I am a transdisciplinary optimist interested in quantifying, exploring, and understanding light wave and object interactions through a combination of hardware and software, with a focus on computational 3D (or complex wave field, or 2D-time domain) / 4D (space-time domain) optical imaging and display. I achieve this by incorporating computing into acquisition / processing pipelines, either genetically by new hardware and designs, or computationally by advanced algorithms, or both.
To this end, I develop general tools that enable us to solve fundamental issues in optical imaging, span four different yet connected aspects in a progressive strategy: (i) Fundamental theory behind the physical phenomenon; (ii) Forward system modeling (Digital Twin) that establishes a numerical relationship between the theoretical formulations and optical measurements; (iii) Computational inverse solving of the forward model to estimate object internal states from optical measurements; and (iv) Interdisciplinary applications based on the pipeline.
My goal is to bridge the gap between computing and physical systems, aiming to transcend the limitations of both optical systems and computational algorithms. This endeavor encompasses several key aspects, including:
Exploring differentiable imaging techniques: Developing uncertain-aware, co-designed and reconfigurable computational optical imaging systems.

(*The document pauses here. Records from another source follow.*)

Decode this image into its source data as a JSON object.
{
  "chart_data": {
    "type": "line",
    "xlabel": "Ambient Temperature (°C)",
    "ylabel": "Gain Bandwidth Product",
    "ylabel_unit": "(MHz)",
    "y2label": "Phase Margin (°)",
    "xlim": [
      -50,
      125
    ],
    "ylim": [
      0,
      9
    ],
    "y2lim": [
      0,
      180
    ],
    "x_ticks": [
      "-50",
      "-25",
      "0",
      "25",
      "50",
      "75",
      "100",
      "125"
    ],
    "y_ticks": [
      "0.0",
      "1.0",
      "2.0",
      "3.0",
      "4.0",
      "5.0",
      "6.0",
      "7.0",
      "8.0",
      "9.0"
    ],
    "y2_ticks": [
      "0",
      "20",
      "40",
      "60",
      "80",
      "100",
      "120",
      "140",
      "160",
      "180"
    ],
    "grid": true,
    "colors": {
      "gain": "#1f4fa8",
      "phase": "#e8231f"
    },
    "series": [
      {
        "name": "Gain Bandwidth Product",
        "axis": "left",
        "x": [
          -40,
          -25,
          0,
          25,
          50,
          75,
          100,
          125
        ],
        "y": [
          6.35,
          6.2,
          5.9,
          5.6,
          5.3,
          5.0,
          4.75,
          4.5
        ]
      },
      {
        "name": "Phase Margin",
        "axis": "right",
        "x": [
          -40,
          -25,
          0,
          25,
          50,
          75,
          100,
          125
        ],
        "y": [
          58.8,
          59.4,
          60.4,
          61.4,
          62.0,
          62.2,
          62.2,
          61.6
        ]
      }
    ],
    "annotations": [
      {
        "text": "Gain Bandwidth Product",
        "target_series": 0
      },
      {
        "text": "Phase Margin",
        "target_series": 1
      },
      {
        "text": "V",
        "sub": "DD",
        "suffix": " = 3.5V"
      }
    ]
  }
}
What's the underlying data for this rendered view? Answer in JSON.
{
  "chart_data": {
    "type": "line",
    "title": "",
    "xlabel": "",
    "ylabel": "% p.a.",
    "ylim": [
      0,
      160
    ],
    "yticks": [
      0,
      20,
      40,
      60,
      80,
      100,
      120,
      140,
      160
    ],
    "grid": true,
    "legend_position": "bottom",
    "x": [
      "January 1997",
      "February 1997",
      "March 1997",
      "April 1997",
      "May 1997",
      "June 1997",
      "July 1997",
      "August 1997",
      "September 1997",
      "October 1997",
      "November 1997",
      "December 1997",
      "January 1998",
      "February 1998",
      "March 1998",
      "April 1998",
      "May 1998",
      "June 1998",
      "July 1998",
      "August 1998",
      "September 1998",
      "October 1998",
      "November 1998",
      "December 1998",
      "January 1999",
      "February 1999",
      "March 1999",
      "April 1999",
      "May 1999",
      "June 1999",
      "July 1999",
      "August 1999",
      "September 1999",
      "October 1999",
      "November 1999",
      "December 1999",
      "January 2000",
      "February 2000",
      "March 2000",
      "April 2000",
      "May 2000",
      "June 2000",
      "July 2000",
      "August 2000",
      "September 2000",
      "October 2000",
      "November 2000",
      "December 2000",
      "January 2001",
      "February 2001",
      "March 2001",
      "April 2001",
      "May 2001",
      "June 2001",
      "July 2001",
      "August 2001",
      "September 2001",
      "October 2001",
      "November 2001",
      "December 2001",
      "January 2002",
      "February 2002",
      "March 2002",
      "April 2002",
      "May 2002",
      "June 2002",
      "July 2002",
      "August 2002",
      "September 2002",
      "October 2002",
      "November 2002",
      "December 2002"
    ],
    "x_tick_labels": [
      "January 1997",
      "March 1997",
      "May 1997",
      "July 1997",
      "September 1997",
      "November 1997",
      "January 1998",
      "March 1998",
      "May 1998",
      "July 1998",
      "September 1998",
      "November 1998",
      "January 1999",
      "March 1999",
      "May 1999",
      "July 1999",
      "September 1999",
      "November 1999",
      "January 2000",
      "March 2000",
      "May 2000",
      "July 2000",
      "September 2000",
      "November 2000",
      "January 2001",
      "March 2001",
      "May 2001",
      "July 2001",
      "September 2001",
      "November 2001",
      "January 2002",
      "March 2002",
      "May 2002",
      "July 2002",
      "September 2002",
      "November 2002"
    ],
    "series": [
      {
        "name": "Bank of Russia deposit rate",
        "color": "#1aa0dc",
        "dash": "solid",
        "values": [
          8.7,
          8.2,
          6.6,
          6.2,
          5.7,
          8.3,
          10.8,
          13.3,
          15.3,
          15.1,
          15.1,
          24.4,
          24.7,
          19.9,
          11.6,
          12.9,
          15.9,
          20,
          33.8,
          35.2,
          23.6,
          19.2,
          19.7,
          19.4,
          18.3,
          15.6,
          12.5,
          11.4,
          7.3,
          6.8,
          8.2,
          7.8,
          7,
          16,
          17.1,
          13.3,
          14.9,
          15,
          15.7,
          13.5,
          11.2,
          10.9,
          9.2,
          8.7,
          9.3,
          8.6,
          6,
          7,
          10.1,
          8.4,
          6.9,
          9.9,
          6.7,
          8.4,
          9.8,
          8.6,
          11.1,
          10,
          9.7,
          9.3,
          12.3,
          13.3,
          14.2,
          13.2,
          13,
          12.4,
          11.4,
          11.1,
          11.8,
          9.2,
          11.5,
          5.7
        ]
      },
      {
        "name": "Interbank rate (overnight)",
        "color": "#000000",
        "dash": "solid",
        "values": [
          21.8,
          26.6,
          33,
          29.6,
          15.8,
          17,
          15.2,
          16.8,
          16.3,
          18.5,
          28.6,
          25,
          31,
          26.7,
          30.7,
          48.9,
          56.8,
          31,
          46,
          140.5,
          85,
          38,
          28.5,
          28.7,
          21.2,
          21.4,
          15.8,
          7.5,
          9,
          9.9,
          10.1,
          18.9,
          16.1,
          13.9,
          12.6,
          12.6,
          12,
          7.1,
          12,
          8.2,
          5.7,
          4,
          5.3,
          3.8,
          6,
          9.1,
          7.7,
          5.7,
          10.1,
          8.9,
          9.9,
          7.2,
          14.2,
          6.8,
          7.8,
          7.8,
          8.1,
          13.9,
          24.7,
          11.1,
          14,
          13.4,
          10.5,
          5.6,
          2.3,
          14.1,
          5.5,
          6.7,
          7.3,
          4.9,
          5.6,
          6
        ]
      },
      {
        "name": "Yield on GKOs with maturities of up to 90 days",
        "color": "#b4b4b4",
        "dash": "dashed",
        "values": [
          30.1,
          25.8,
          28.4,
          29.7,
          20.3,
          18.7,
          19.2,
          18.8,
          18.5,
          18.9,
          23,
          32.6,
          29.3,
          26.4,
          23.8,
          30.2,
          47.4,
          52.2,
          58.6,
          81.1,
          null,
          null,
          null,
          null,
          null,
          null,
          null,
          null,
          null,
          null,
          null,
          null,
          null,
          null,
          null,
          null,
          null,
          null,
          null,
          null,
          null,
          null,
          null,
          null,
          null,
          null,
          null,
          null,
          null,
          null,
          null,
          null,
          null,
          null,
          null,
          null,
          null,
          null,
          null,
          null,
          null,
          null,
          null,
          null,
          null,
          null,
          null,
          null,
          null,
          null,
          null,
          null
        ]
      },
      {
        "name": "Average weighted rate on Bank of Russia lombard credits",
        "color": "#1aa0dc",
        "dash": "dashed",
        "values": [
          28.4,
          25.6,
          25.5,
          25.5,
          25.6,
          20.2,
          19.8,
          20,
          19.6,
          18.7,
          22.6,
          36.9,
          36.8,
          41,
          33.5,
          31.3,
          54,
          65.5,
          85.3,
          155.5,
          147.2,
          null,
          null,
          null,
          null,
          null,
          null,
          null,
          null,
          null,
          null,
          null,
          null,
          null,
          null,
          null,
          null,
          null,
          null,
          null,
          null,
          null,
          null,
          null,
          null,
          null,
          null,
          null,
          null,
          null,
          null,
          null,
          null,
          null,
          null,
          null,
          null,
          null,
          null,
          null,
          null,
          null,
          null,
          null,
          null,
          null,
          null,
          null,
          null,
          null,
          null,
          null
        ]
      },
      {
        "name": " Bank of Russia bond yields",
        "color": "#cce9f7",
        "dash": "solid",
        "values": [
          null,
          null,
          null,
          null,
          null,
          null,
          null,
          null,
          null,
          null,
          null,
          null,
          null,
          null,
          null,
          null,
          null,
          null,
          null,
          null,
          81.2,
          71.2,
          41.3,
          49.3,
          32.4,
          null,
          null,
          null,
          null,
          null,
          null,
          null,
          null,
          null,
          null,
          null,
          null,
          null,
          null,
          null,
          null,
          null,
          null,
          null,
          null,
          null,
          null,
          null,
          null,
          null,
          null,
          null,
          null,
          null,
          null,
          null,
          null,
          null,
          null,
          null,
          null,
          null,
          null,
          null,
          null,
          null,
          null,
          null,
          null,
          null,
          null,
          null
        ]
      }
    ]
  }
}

Pushing the boundaries of existing imaging modalities: Advancing technologies such as holography, light field imaging, coherent diffraction imaging, ptychography, and microscopy to capture 3D and 4D scenes. This includes exploring the compactness of systems and the physical and computational limitations of imaging.
Innovating in displays: Exploring novel approaches such as light field displays, holographic displays, and holographic optical elements (HOE) for 3D displays, and developing computational devices for display applications.